Truth is, those who earn the most are surrounded by curiosity towards them. Light should also be shed upon those hedge fund managers who close their businesses because of embarrassing performances. It is not uncommon that in a risk-taking based industry, someone could fare well and some others badly, but the latter are not necessarily forced to sell their mansions in Kensington, Chelsea or the Hamptons. What is certain is that they leave behind a legacy of deep losses to their clients. The "magic" of the industry lays in the asymmetry of the consequences of failure. The downside for the managers' wealth is limited. On the other hand, investors have no limit to their principal’s loss.

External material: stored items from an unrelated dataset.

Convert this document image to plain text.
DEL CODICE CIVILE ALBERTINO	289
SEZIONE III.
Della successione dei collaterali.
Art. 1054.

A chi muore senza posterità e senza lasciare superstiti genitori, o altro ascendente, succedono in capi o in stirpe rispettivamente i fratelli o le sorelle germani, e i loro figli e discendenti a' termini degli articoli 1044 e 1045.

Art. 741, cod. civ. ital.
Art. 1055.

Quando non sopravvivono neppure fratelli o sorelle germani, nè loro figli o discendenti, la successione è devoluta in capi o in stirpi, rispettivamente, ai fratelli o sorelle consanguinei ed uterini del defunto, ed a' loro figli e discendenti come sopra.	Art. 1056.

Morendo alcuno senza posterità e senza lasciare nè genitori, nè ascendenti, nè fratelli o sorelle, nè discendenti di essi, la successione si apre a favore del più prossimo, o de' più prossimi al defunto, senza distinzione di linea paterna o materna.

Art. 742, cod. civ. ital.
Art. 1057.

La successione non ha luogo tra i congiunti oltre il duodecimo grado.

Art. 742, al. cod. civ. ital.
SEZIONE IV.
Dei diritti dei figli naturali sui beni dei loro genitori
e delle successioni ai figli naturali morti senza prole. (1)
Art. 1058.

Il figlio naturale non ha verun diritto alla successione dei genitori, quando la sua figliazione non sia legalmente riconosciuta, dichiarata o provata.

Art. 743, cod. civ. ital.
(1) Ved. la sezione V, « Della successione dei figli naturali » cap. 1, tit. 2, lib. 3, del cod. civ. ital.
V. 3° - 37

Sport stars salaries seem fairer if compared to the hedge fund managers figures. Their performances are related to their own rare talent. Leo Messi might get injured or play badly once, but in his life span as a footballer (10-15 years), his performances are much more sustainable. And if he suddenly were to get bad at playing for whatever reason, his salary, from the current 35 million (sponsorships included), would just equally plummet. If that happens, players are typically sold to another team, while sponsors end the on-going relationship. We could discuss about the morality of these incomes (an average of 18.4 million in 2013 were paid to the top 20 players in the world), but the "brand value" of a sports star, that is the expected surge in the sales of the goods and services promoted, is noticeable and can be estimated in part. Those who yearn for a return to the old payrolls ought to consider the fact that, back in the old days, the media coverage for these events was considerably smaller than what we have today. At the 1970 FIFA World Cup in Mexico, the qualified Italian journalists covering the matches were just 16! Sure, we should analyize the imbalances in value allocation created by the football system (a lot goes to the top players and their agents, not much to other players and clubs). Even though hedge funds’ returns for their clients can be measured in a more objective way than those of football players (in terms of "brand value"), phenomena of unjustified progression of those enormous profits are more common in the former than in the latter. Who, by the way, have shorter careers.